The best is to see it for yourself. Like that time she sold bags of artists' breath in Union Square, and that performance yeilded another.


Spring Sale on Saturdays from Yva Jung on Vimeo.


Photos via Joel Ventura

14 comments:

Tumbit said...

I think I would fall into the "WTF...?" Category. As far as 'art' goes. I can just about get my head around an oil painting but anything else leaves me completely indifferent. Good luck to her though, and hope she make make a living out of whatever she does. (Sounds like a different word for a 'con man' though, if you ask me)

ieishah said...

It would have been so much more clever had you written 'con artist' instead of 'con man'. Actually, she's on a full art scholarship in New York, and is headed to London on a full scholarship to do a PhD in art... She seems to neither need our luck or our money.

Guyana-Gyal said...

This gal would do well in the ad world.

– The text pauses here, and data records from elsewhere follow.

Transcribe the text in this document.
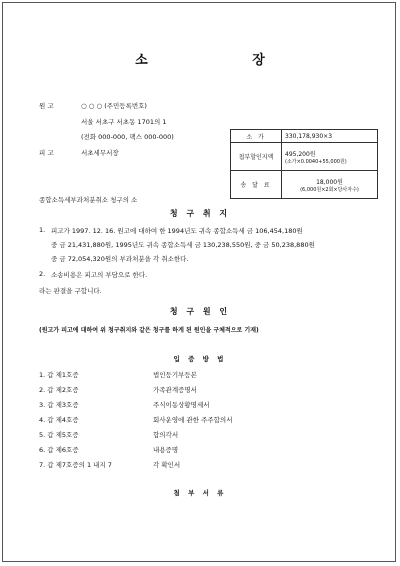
소 장
원 고	○ ○ ○ (주민등록번호)
서울 서초구 서초동 1701의 1
(전화 000-000, 팩스 000-000)
피 고	서초세무서장
소 가	330,178,930×3
첩부할인지액	495,200원
(소가×0.0040+55,000원)

송 달 료	18,000원
(6,000원×2회×당사자수)
종합소득세부과처분취소 청구의 소
청 구 취 지
1. 피고가 1997. 12. 16. 원고에 대하여 한 1994년도 귀속 종합소득세 금 106,454,180원
중 금 21,431,880원, 1995년도 귀속 종합소득세 금 130,238,550원, 중 금 50,238,880원
중 금 72,054,320원의 부과처분을 각 취소한다.
2. 소송비용은 피고의 부담으로 한다.
라는 판결을 구합니다.
청 구 원 인
(원고가 피고에 대하여 위 청구취지와 같은 청구를 하게 된 원인을 구체적으로 기재)
입 증 방 법
1. 갑 제1호증	법인등기부등본
2. 갑 제2호증	가족관계증명서
3. 갑 제3호증	주식이동상황명세서
4. 갑 제4호증	회사운영에 관한 주주합의서
5. 갑 제5호증	합의각서
6. 갑 제6호증	내용증명
7. 갑 제7호증의 1 내지 7	각 확인서
첨 부 서 류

It's all about how you market something. People would buy ANYTHING if properly conned.

ieishah said...

Actually, she would suck!! Maybe I wasn't clear: she didn't sell anything!! What she did sell, she sold for dances, hugs, hand-holds... The art peice is the sale. Again: she didn't sell anything. How's that a con? How would she possibly be good at marketing?

Tumbit said...

I'd like to say that I saw the obvious pun, but felt it tacky and inappropriate to use it.
(ok, ok - so I missed it ....)

ieishah said...

Haha! Tumbit, you know, obvious puns, tacky and inappropriate all have their place in this world. *Especially* on this blog!

This Hungry Hippo said...

I love it! Now she is the kind of art teacher I needed as a kid...that "thinking outside of the box" kind of art is rare.

Anonymous said...

hmmm nothing special.,.,such a shame public money is spend on things like that.,.,world would be the same without envelopes filled with snow.,.,no difference

ieishah said...

No public money was spent on this. At all. Some of us do nothing. Others create a deficit. Your comment leaves me to believe you just may be the latter.

Tumbit said...

... Why am I thinking of 'David Blaine' here ?

ieishah said...

Tumbit, that's not an un-apt comparison...I saw David Blaine submerge himself in water for a week or something in Lincoln Center in NY....there was a similar "Is he serious?" air of mistrust going on...watching the reactions was as interesting as watching him.

Divineroots said...

This is great stuff, i like the fact that she was open minded enough and brave to go out there and do her thing. Art is life life is art, the fact people stopped and conversed with her means that she did in a sense sell her art, it was bought by everyone who passed,stopped and stared..lol good work.